The new organization will relate to both Mennonite Church USA and Mennonite Church Canada, and will retain a presence in Canada. It will also continue to offer products and services through existing brands such as Herald Press, Faith & Life Resources and Third Way.
For Lefever, the integration is an exciting opportunity to bring together the strengths of the two organizations in the areas of publishing, video, radio and the Internet.
“Each organization possesses an excellent reputation and a valuable endowment of quality content, primarily in the form of print and electronic media,” says Lefever, adding that it will bring together “skilled personnel who will be able to leverage expertise in print and online publishing, and in video, radio and Web production.”
The integration will also result in “significant synergy from this combined talent, along with delivery across a multitude of media channels,” adds Stoltzfus, noting that it will enable the new organization to “appeal to wider audiences, making it the media company of choice for creative Anabaptists.”
Dreams for the new organization include becoming a clearing house and center of Anabaptist content; working with communication and creative writing departments at Mennonite colleges and universities; partnering with other denominations looking to use media; and fostering new creative talent.

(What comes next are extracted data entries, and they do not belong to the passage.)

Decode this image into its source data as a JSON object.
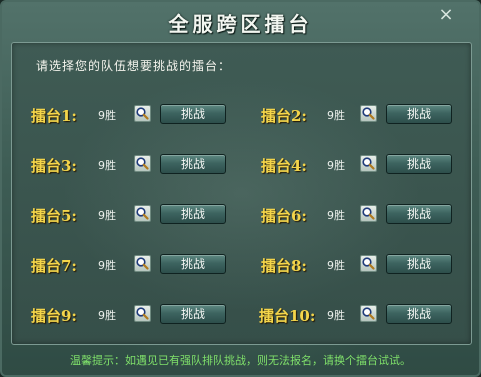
{
  "window": {
    "title": "全服跨区擂台",
    "close_glyph": "×"
  },
  "instruction": "请选择您的队伍想要挑战的擂台：",
  "arenas": [
    {
      "label": "擂台1:",
      "wins": "9胜",
      "button": "挑战"
    },
    {
      "label": "擂台2:",
      "wins": "9胜",
      "button": "挑战"
    },
    {
      "label": "擂台3:",
      "wins": "9胜",
      "button": "挑战"
    },
    {
      "label": "擂台4:",
      "wins": "9胜",
      "button": "挑战"
    },
    {
      "label": "擂台5:",
      "wins": "9胜",
      "button": "挑战"
    },
    {
      "label": "擂台6:",
      "wins": "9胜",
      "button": "挑战"
    },
    {
      "label": "擂台7:",
      "wins": "9胜",
      "button": "挑战"
    },
    {
      "label": "擂台8:",
      "wins": "9胜",
      "button": "挑战"
    },
    {
      "label": "擂台9:",
      "wins": "9胜",
      "button": "挑战"
    },
    {
      "label": "擂台10:",
      "wins": "9胜",
      "button": "挑战"
    }
  ],
  "footer_tip": "温馨提示：如遇见已有强队排队挑战，则无法报名，请换个擂台试试。",
  "icons": {
    "search": "magnifier-icon",
    "close": "close-icon"
  },
  "colors": {
    "arena_label": "#f4d54a",
    "tip_text": "#7fe06a",
    "title_text": "#f3f7f1"
  }
}
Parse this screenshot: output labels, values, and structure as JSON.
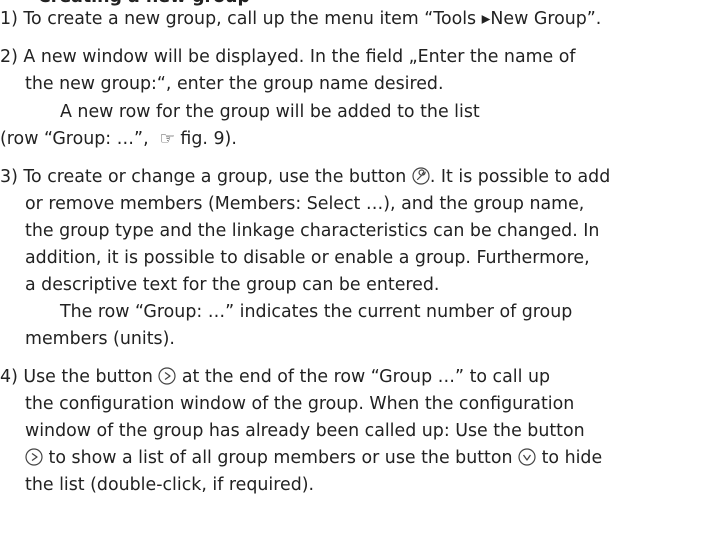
{
  "heading": "Creating a new group",
  "items": [
    {
      "number": "1)",
      "lines": [
        [
          "To create a new group, call up the menu item “Tools ",
          "New Group”."
        ]
      ]
    },
    {
      "number": "2)",
      "lines": [
        "A new window will be displayed. In the field „Enter the name of",
        "the new group:“, enter the group name desired.",
        "A new row for the group will be added to the list",
        [
          "(row “Group: …”,  ",
          " fig. 9)."
        ]
      ]
    },
    {
      "number": "3)",
      "lines": [
        [
          "To create or change a group, use the button ",
          ". It is possible to add"
        ],
        "or remove members (Members: Select …), and the group name,",
        "the group type and the linkage characteristics can be changed. In",
        "addition, it is possible to disable or enable a group. Furthermore,",
        "a descriptive text for the group can be entered.",
        "The row “Group: …” indicates the current number of group",
        "members (units)."
      ]
    },
    {
      "number": "4)",
      "lines": [
        [
          "Use the button ",
          " at the end of the row “Group …” to call up"
        ],
        "the configuration window of the group. When the configuration",
        "window of the group has already been called up: Use the button",
        [
          "",
          " to show a list of all group members or use the button ",
          " to hide"
        ],
        "the list (double-click, if required)."
      ]
    }
  ]
}
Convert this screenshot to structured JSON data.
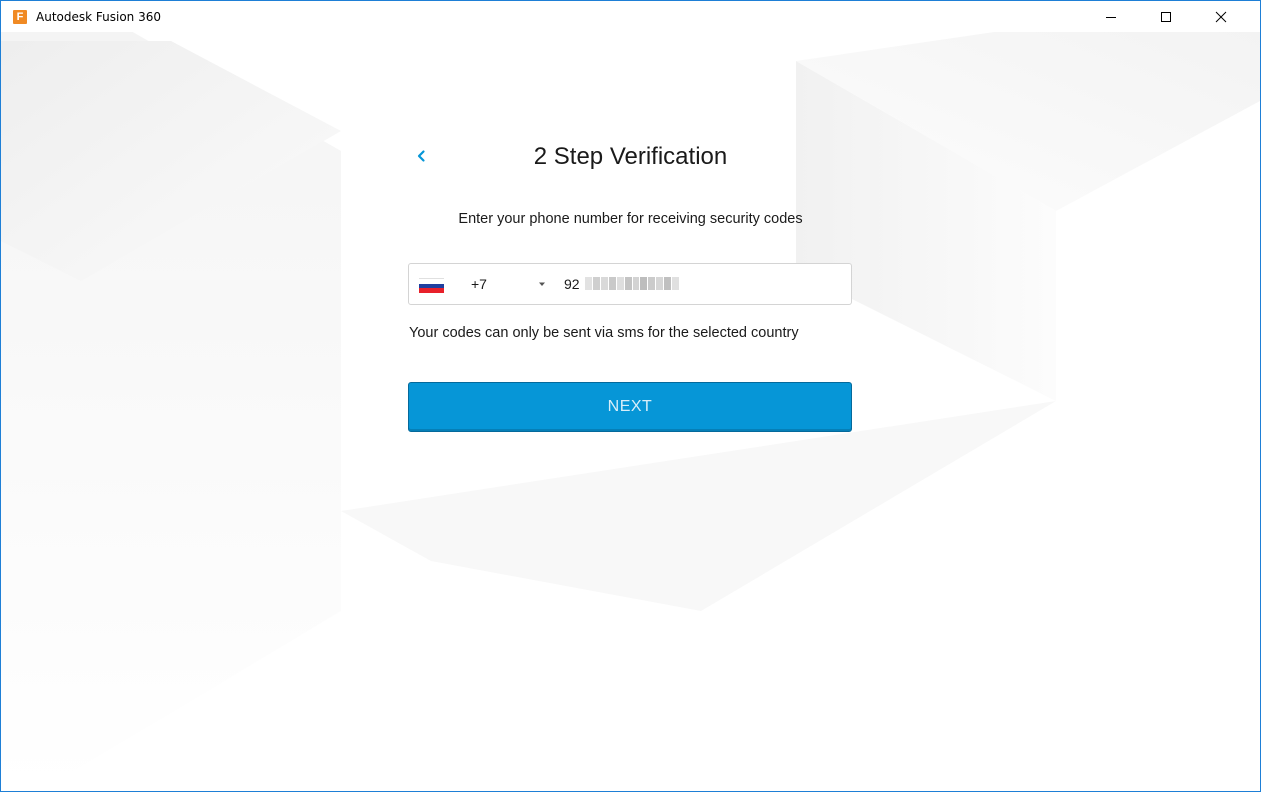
{
  "window": {
    "app_title": "Autodesk Fusion 360",
    "app_icon_letter": "F",
    "controls": [
      "minimize-icon",
      "maximize-icon",
      "close-icon"
    ]
  },
  "verification": {
    "title": "2 Step Verification",
    "back_icon": "chevron-left-icon",
    "instruction": "Enter your phone number for receiving security codes",
    "phone": {
      "country_flag": "russia-flag-icon",
      "country_code": "+7",
      "number_visible_prefix": "92",
      "number_obscured": true,
      "dropdown_icon": "caret-down-icon"
    },
    "note": "Your codes can only be sent via sms for the selected country",
    "next_label": "NEXT"
  },
  "colors": {
    "accent": "#0696d7",
    "accent_border": "#04699b",
    "window_border": "#1e7fd6",
    "app_icon": "#f08a24"
  }
}
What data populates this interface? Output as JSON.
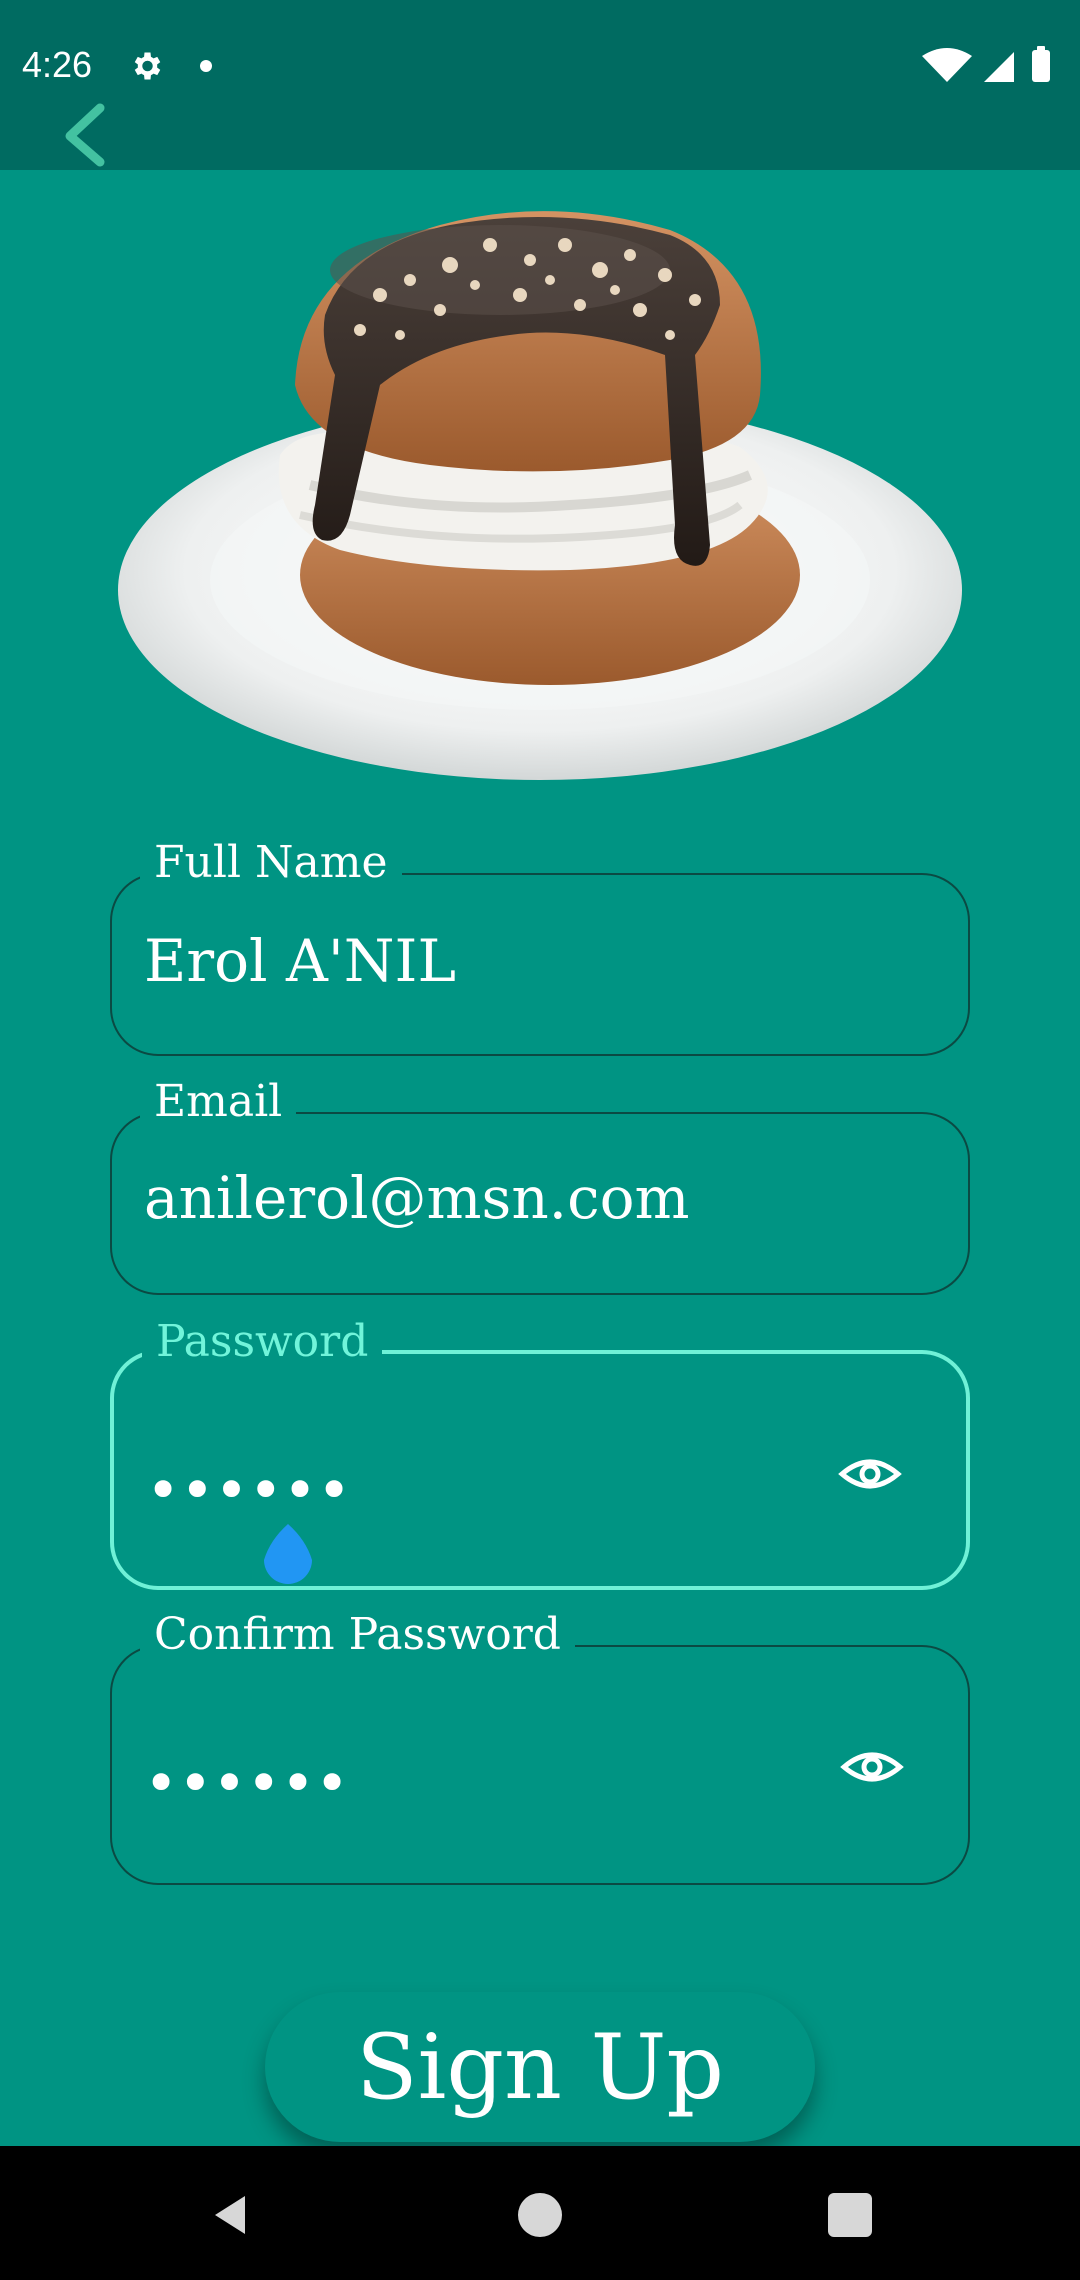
{
  "status_bar": {
    "time": "4:26"
  },
  "form": {
    "full_name": {
      "label": "Full Name",
      "value": "Erol A'NIL"
    },
    "email": {
      "label": "Email",
      "value": "anilerol@msn.com"
    },
    "password": {
      "label": "Password",
      "value": "••••••",
      "active": true
    },
    "confirm_password": {
      "label": "Confirm Password",
      "value": "••••••"
    }
  },
  "signup_button": {
    "label": "Sign Up"
  },
  "colors": {
    "background": "#009483",
    "topbar": "#006b61",
    "active_outline": "#6ff1d7",
    "inactive_outline": "#0b4a43",
    "cursor": "#2196f3"
  },
  "icons": {
    "eye": "eye-icon",
    "back": "chevron-left-icon"
  }
}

“The possibilities are many,” says Stoltzfus. “The key is bringing together a highly talented group of creative persons who can stay abreast of these opportunities—people who can create products and services to meet a future in the world of media that is, in many ways, still yet undefined.”
Adds Lefever: “I believe these two organizations can be successfully transformed into a combined and sustainable entity, and that they can use various media to equip the church to engage the world from an Anabaptist perspective, invite other Christians to consider Anabaptist-Christian perspectives, and invite individuals to consider Jesus.”